Ecuador wants to start talks with bondholders at the end of April now that it has concluded negotiations with international lenders, Finance Minister Jorge Guzman said. He's told bondholders during informal meetings that the country is still trying to figure out how much it can afford to pay to service its international debt.
``Bondholders are going to have to expect a significant write- off,'' said Chang, who met with Guzman in New Orleans during the Inter-American Development Bank's annual meeting. The country may only be able to pay $1 billion a year to service it debt, instead of the $2.5 billion it owes, she said.

Chase Securities is a subsidiary of The Chase Manhattan Bank. Capital Markets Fiduciary Services, another Chase division, is the fiscal agent for payment on Ecuador's Brady bonds, though it resigned last night as fiscal agent for Ecuador's Eurobond debt.
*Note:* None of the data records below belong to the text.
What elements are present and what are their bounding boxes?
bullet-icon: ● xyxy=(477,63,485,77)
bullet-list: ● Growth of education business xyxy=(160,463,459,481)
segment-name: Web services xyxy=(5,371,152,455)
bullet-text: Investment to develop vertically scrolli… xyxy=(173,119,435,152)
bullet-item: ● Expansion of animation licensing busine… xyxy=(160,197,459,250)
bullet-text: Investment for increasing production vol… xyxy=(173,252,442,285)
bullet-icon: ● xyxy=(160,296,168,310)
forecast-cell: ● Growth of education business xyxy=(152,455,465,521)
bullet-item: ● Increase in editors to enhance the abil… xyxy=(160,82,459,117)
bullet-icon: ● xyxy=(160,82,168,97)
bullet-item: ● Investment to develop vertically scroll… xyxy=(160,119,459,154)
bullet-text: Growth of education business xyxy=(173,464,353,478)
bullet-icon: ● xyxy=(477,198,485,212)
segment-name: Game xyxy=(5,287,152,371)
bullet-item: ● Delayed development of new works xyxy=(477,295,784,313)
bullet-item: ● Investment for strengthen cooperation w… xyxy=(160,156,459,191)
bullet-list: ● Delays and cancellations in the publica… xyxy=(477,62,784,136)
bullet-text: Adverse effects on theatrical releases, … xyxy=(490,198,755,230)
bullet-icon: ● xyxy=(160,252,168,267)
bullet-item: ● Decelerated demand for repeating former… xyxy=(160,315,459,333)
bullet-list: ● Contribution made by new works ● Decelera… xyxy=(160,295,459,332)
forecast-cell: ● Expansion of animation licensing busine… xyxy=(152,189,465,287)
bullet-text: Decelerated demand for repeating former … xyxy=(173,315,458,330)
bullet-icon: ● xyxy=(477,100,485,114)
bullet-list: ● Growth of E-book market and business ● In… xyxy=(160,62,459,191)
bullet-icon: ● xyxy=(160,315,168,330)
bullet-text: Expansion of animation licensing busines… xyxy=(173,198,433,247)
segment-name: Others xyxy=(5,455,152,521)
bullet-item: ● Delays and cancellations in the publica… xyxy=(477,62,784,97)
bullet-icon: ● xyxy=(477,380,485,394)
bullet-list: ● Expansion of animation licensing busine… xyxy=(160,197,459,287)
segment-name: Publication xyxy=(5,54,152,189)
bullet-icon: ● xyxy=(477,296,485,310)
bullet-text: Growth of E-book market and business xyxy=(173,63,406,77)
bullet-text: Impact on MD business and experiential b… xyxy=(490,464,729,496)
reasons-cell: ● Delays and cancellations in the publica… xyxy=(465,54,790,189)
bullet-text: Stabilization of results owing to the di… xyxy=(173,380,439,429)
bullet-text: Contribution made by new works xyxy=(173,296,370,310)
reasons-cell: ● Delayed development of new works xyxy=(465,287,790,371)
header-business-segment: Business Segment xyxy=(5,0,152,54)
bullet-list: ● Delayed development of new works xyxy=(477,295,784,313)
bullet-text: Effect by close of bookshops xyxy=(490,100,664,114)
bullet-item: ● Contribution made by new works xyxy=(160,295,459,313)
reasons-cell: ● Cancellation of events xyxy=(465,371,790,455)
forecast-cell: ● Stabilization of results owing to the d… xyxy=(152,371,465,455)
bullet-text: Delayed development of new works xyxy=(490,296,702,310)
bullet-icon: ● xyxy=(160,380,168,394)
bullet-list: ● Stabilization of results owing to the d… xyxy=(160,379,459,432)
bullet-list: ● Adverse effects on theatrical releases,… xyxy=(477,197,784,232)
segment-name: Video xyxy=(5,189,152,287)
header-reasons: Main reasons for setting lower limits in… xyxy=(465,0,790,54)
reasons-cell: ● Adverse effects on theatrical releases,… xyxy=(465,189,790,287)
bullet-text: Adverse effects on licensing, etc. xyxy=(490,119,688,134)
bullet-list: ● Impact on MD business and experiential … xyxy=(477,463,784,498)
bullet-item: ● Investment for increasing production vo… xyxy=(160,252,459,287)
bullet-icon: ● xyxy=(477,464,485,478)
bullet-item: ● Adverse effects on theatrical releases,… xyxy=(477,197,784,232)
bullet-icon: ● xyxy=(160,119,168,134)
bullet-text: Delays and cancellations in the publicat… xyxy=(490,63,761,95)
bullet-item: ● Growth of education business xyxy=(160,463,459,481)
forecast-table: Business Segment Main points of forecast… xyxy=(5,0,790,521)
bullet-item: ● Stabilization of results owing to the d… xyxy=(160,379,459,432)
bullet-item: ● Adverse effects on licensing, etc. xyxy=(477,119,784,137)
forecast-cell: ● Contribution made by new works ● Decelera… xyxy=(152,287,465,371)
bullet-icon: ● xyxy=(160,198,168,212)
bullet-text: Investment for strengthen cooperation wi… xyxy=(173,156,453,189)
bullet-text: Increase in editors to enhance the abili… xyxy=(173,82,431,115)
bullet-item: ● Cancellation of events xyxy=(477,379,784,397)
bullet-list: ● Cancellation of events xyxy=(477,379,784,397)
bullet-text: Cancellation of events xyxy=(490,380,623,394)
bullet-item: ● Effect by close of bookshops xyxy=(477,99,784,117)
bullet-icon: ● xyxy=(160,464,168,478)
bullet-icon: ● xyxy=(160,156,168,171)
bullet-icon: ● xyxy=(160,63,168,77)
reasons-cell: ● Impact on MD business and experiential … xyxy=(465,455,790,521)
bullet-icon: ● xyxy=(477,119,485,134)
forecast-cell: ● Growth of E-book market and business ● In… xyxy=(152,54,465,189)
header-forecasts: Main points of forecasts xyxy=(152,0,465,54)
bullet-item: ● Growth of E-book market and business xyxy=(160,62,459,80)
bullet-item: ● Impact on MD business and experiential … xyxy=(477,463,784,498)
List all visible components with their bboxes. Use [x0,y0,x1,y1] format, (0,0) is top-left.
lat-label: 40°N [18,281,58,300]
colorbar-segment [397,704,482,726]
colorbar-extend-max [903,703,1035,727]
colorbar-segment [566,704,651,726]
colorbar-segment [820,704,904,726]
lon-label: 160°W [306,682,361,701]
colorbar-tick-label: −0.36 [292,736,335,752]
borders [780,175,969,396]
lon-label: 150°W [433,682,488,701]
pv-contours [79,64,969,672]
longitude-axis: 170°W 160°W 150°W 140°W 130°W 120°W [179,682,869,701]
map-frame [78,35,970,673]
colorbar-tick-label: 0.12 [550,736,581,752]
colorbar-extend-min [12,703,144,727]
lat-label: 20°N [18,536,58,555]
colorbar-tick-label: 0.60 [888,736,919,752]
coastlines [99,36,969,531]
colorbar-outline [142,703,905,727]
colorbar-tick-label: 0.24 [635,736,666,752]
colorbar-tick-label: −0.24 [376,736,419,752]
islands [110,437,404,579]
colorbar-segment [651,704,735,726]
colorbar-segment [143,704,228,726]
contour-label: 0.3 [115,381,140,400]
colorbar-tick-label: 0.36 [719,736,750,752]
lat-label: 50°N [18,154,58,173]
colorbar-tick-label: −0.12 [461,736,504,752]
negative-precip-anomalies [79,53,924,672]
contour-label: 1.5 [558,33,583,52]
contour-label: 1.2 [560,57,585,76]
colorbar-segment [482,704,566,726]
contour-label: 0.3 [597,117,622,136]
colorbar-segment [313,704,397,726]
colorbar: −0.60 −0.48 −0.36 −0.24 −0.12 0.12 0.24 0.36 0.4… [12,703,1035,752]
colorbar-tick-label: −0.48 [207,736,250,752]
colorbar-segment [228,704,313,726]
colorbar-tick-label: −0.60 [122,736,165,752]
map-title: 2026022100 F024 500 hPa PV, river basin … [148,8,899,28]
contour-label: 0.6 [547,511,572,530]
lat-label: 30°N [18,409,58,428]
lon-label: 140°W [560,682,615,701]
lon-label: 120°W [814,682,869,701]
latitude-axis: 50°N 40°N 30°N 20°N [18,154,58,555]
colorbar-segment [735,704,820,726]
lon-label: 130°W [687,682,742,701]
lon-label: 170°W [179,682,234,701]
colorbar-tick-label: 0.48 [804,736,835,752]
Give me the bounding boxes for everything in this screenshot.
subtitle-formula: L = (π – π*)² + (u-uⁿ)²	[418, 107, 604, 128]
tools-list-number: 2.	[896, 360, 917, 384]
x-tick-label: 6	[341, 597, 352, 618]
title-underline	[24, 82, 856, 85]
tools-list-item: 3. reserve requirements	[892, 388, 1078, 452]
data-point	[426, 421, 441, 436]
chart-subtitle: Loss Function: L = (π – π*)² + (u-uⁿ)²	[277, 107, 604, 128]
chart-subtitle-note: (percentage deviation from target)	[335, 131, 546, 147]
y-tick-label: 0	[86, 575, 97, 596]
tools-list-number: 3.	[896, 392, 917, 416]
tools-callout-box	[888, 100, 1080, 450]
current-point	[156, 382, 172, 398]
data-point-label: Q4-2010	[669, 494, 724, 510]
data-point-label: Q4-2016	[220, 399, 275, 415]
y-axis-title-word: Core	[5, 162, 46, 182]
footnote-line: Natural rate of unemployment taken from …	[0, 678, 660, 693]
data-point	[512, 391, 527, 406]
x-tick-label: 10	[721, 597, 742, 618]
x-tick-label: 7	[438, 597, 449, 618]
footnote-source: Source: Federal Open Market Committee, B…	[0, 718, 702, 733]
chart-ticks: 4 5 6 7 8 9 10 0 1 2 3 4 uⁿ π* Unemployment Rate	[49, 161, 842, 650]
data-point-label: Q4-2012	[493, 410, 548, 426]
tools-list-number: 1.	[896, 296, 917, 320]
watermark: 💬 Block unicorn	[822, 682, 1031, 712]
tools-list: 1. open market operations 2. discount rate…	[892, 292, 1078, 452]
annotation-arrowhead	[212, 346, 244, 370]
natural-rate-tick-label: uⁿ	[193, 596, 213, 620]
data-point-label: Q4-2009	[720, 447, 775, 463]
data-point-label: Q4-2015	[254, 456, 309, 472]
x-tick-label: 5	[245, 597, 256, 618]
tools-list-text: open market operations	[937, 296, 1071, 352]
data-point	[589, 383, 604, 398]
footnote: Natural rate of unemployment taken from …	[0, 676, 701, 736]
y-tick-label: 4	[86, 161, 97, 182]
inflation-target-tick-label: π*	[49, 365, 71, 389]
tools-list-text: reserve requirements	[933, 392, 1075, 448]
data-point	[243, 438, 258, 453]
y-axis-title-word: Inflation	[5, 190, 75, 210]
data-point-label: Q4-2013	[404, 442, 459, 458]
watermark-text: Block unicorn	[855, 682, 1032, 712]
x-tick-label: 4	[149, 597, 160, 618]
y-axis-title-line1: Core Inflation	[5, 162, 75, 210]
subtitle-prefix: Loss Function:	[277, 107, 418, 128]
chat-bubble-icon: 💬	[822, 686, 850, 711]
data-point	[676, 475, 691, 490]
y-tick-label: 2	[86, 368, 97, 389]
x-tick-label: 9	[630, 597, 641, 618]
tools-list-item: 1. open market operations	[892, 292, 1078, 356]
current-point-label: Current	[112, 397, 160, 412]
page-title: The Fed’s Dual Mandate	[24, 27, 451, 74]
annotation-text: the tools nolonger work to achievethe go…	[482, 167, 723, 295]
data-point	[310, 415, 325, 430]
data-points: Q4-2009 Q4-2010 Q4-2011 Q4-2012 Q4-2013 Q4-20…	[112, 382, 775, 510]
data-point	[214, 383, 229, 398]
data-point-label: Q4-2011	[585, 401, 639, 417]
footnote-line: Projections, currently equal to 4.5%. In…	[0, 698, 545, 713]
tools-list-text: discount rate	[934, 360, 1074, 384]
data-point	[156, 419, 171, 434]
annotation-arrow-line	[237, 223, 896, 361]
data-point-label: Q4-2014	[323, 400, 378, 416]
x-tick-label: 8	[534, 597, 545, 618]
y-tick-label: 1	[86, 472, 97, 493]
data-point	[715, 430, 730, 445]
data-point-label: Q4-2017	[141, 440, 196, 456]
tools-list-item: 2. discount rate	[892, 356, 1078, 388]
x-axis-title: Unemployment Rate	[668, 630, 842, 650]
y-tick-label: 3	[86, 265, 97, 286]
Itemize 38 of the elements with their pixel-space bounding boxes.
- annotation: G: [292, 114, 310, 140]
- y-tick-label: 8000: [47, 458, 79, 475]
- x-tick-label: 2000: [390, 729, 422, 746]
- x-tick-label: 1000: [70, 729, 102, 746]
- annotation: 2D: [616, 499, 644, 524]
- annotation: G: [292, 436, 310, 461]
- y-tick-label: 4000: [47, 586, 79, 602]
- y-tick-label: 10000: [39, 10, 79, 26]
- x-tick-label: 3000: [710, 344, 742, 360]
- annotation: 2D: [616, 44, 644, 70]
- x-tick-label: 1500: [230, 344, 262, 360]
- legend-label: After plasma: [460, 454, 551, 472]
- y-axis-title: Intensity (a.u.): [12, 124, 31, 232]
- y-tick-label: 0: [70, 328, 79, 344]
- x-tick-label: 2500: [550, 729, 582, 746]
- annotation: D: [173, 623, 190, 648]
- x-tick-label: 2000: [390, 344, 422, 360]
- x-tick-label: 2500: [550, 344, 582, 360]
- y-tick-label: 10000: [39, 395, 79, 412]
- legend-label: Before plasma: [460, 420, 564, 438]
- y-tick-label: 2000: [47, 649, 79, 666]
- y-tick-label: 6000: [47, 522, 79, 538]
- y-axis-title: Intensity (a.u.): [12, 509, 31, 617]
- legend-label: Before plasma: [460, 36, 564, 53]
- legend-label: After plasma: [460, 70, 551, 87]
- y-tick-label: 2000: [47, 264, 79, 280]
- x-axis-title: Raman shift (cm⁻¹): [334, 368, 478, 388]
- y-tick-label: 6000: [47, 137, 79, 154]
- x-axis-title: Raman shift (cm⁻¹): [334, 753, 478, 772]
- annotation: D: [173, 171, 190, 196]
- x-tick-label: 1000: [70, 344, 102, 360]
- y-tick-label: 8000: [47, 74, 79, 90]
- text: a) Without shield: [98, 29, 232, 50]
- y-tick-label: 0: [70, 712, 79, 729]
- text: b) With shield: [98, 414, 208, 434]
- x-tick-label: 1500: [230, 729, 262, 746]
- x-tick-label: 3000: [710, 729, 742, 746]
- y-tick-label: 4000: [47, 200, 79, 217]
Last November, Chase urged investors to shun the securities as bondholders prepared to meet with the country's debt negotiators. At the time, Chase's international fixed income research team predicted that an agreement was at least six months away.

IMF Loans

Ecuador's government, which has sought the IMF loans for months, convinced the lender to come through by approving sweeping economic measures that included legislation to adopt the U.S. dollar as the national currency. The IMF also had insisted on Ecuador first make progress with its talks with bondholders, something Chang said hasn't happened yet. The country, mired in its worst economic crisis in a century, will switch to the dollar on April 1 to stem a freefall in the value of its own currency, the sucre, which was threatening to drag the $13.7 billion economy into a bout of hyperinflation. Ecuador's past-due interest Brady bonds jumped 36 percent from Feb. 16 to 28.01 percent of face value, lifted by the IMF accord and the dollar legislation. The IMF and other lenders will disburse about $900 million from the rescue package in the next year, and Ecuador will get the balance of the funds in the following 12 months, said Claudio Loser, the fund's Western Hemisphere director. The IDB, which mainly lends to Latin America, will release $78 million in the next week, said Ciro De Falco, the IDB regional director responsible for its loans to Ecuador.Ecuador became the first country ever to default on its Brady bonds in September as part of an attempt to restructure its debt burden, the highest per capita in Latin America. The government late last year began talks with bondholders to restructure $6.5 billion in bonded debt, including Bradys and Eurobonds.

Brady bonds, named after former U.S. Treasury Secretary Nicholas Brady, are Treasury-backed securities that were created to ease a crisis in emerging market debt that began in the 1980s.